Perhaps consider the graph as a design abstraction rather than as an implementation guide. In 1996, i faced the same challenge and this is what i came up with;

My "graph" consisted of

concepts and

connections, but the connections did not have names since it turned out that the relations implied by connections needed also to be

concepts. It was thus unlabelled. That being the case, the "graph" collapsed into a set of properties per concept. Eventually, the meaning of the concept itself became defined by these properties and the concept itself just a label.

So, each concept is a

set;

**Code:**

lemon = {(color yellow) ...}

banana = {(color yellow) ...}

apple = {(color red) ...}

For inverses, eg. "what things are yellow", it was necessary to make a general rule; (R Y) in X => (Y X) in R.

then we get;

**Code:**

color = {(red apple), (yellow banana), (yellow lemon) ...}

Quickly yielding the results, banana & lemon.

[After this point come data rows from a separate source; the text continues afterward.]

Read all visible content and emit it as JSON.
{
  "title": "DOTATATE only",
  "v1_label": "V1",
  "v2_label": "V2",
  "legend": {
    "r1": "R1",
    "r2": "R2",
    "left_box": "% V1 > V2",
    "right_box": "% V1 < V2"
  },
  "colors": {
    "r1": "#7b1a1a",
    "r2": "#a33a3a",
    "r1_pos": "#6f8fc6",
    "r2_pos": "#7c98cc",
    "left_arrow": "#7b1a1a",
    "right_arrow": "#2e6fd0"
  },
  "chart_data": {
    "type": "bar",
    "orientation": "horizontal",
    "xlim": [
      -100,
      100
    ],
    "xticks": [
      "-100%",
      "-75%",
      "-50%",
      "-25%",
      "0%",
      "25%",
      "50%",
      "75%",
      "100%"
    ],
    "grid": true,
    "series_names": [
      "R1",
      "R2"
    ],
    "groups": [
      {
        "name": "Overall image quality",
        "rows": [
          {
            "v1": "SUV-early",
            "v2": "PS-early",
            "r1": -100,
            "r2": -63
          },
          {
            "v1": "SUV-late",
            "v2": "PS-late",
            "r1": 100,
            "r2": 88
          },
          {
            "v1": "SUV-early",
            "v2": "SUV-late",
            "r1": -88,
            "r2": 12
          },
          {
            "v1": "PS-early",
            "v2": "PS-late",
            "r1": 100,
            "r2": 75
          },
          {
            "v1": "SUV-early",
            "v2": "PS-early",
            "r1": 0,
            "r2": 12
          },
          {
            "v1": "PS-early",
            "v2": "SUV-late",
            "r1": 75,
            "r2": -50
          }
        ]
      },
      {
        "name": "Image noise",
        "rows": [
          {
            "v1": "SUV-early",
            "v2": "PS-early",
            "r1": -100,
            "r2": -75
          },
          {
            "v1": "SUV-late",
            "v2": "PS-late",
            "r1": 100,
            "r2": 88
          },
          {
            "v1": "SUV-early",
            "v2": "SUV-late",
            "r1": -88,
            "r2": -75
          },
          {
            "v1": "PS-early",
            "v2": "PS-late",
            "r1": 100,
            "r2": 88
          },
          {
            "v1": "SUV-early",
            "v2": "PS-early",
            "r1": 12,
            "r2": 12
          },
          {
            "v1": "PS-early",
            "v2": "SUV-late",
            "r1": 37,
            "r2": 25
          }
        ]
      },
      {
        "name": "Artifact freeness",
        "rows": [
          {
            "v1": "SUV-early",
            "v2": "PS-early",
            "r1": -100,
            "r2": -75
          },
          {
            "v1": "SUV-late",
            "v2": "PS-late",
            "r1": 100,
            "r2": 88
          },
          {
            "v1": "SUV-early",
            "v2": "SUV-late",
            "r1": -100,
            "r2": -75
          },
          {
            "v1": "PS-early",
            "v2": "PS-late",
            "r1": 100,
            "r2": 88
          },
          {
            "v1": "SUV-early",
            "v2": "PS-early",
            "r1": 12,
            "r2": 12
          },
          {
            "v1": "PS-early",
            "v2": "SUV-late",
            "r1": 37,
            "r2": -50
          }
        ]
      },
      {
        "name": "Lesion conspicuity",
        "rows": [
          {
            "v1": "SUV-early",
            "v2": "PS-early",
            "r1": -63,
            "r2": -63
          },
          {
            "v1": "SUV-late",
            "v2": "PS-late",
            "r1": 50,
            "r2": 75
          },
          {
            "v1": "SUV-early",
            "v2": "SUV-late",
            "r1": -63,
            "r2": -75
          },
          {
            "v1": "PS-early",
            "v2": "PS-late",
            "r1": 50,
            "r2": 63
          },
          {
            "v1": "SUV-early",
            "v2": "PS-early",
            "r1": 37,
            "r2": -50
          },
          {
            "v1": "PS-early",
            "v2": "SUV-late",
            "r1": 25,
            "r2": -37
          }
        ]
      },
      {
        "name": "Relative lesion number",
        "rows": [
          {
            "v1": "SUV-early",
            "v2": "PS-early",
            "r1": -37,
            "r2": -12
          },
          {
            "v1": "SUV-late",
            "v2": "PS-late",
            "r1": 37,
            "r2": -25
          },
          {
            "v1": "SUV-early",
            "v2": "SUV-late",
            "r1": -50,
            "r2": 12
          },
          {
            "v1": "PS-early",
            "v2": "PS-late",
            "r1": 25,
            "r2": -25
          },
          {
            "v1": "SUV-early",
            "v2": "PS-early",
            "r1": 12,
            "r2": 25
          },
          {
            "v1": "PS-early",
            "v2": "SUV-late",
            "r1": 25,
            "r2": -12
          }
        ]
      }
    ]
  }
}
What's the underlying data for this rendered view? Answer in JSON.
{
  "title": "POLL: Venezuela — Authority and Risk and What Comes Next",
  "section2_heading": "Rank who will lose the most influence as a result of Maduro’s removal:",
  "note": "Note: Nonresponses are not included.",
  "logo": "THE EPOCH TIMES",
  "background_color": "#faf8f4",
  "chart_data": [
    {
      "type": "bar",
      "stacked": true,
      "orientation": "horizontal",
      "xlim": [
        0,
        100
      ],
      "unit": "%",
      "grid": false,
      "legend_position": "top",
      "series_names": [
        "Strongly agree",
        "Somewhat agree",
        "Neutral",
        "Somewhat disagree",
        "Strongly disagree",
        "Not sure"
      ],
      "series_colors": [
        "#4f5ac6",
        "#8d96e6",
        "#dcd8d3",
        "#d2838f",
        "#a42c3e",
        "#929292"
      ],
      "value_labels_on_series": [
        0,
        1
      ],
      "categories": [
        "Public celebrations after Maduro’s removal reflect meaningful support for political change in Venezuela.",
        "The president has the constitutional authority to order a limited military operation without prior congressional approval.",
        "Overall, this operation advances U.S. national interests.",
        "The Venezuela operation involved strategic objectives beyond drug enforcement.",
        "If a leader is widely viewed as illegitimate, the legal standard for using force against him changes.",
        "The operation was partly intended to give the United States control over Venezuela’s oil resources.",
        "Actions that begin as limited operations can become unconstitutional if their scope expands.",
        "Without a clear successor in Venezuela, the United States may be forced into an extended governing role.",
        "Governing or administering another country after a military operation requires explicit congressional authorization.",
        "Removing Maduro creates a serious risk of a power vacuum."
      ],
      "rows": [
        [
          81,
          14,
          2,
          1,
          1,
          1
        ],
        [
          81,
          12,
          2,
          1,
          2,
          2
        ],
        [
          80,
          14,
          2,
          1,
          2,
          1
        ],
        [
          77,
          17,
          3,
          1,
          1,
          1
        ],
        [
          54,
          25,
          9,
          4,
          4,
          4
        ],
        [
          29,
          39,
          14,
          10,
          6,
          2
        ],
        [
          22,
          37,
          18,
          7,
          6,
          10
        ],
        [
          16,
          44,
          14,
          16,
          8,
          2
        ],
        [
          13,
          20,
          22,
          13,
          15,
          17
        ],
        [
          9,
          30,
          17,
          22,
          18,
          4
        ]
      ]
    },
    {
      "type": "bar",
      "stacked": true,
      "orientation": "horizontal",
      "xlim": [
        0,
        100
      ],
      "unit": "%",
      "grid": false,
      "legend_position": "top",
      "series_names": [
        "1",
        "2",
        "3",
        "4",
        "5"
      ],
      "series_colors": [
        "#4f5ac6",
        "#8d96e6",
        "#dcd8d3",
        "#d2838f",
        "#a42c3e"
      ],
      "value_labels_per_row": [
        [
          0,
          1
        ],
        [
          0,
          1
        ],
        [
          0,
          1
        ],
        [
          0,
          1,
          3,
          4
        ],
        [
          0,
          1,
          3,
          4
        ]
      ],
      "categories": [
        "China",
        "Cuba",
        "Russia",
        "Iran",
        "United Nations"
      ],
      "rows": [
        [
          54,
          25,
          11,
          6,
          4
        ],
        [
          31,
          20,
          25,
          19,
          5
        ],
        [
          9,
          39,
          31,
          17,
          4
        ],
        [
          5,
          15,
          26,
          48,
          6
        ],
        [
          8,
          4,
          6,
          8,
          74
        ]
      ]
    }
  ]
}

It seems there are no collisions by storing the inverse properties in the

very same data structures as the forward properties - since which are

really forward and which

really backward? They don't clash.

A corollary of (R Y) in X => (Y X) in R, must be (X Y) in R => (X R) in Y !

Writing this out, we get;

**Code:**

red = {(apple color) ...}

yellow = {(banana color), (lemon color) ... }

I used to call these three projections;

forward,

backward and

sideways.

**Code:**

lemon = {(colour yellow)...} "the color of lemon includes yellow"

colour = {(yellow lemon)...} "yellow colored things includes lemon".

yellow = {(lemon colour)...} "lemons are yellow because of color".

Implementationwise, each concept was a standard tree/set or map.